Given that track record, the notion that Congress and the President could create another civil court system to handle the cases seems absurd. Will the Supreme Court that rejected military tribunals twice allow the creation of a separate-but-somehow-equal civil court system for detainees? That practically begs the question of where to draw the line for its usage. Should all foreigners tried for crimes involving national security get processed through such a system, even if arrested in the US? What’s the difference? And if so, haven’t we then established a second-class justice system for all non-citizens, and not restricted to those terrorists captured in the field of battle?
Besides, the point of military tribunals was to establish a system that protected American intelligence in the war on terror. The Supreme Court rejected those restrictions in the military tribunal system. They’re not likely to sign off on a civil system that adopts the same restrictions.
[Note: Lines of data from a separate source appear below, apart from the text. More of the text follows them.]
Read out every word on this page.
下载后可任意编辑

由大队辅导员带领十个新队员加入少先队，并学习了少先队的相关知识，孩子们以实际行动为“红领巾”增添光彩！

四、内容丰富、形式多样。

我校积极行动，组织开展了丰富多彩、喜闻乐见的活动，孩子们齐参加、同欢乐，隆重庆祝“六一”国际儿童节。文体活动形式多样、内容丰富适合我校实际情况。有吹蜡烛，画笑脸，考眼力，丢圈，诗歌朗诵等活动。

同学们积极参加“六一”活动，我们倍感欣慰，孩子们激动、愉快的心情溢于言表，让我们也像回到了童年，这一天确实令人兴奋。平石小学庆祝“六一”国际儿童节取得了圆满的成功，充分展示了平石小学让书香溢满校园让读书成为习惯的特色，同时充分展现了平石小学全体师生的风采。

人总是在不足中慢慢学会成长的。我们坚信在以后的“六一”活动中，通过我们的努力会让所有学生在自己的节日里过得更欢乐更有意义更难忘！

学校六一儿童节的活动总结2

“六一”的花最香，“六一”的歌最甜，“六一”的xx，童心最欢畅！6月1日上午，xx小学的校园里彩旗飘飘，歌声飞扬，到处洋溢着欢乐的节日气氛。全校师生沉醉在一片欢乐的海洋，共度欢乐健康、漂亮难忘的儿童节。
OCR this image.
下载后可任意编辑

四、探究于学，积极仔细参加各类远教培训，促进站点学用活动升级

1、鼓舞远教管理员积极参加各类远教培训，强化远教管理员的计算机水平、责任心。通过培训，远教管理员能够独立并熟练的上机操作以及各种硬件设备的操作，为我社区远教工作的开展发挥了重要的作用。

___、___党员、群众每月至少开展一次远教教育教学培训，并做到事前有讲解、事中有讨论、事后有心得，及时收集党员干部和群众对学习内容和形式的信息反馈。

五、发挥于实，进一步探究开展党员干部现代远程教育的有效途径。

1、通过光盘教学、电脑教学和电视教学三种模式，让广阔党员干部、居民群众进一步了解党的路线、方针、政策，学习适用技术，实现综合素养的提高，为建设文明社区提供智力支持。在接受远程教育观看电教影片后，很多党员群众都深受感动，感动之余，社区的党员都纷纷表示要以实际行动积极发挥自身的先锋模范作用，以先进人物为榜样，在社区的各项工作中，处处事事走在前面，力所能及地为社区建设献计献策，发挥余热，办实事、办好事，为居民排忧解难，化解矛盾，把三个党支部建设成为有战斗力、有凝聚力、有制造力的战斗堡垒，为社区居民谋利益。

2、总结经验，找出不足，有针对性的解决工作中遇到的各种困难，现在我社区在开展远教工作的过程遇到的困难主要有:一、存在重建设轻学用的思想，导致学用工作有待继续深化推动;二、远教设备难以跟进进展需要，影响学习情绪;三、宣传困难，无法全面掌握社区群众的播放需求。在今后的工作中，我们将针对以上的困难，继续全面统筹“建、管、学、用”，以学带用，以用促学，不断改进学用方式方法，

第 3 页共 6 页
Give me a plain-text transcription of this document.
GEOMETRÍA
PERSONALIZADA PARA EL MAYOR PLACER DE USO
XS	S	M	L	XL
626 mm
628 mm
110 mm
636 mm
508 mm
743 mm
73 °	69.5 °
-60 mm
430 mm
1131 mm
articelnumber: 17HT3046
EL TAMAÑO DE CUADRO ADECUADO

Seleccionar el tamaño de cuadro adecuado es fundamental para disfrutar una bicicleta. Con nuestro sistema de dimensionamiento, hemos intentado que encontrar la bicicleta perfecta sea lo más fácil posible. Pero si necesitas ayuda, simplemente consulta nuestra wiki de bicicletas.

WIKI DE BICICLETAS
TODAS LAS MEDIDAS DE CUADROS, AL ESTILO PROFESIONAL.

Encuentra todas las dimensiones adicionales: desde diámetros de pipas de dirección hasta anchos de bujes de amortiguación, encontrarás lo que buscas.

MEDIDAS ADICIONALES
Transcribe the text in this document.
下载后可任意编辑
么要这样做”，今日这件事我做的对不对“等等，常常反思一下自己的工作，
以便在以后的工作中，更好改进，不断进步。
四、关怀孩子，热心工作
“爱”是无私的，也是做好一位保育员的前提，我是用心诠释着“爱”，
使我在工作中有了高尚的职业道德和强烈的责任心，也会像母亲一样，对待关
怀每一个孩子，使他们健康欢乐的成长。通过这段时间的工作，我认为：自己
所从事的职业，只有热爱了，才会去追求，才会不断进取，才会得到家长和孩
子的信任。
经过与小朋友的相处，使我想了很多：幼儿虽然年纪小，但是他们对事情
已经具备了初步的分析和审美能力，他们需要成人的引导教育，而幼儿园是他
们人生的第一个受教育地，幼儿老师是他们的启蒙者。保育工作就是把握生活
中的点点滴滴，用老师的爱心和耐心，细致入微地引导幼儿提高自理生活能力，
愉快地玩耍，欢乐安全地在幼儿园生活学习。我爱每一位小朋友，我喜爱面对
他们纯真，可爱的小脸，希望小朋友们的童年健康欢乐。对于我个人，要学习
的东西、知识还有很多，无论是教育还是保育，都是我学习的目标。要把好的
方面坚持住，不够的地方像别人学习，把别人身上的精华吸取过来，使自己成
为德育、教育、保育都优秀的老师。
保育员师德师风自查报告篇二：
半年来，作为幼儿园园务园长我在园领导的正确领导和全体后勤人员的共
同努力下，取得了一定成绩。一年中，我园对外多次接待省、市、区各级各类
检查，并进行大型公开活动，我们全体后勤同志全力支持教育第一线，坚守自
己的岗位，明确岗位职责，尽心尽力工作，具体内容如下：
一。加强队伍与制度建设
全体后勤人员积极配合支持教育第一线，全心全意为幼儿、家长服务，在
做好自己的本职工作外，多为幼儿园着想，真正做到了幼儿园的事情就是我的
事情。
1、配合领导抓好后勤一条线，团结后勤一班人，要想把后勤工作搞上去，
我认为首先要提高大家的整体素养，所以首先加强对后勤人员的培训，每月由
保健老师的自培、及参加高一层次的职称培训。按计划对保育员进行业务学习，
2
Even without the obvious security issues of bringing terrorists onto American soil, these questions will continue to haunt the processing of these terrorists. The Supreme Court left the US in the position of either blowing the cover of intel resources by forcing the government to provide constitutional protections to enemies of the US at war with our nation, or releasing them to plan more attacks. Either Obama or McCain would have to deal with that ridiculous position, and so far, Obama seems to be pursuing the same basic strategy that the Court rejected twice.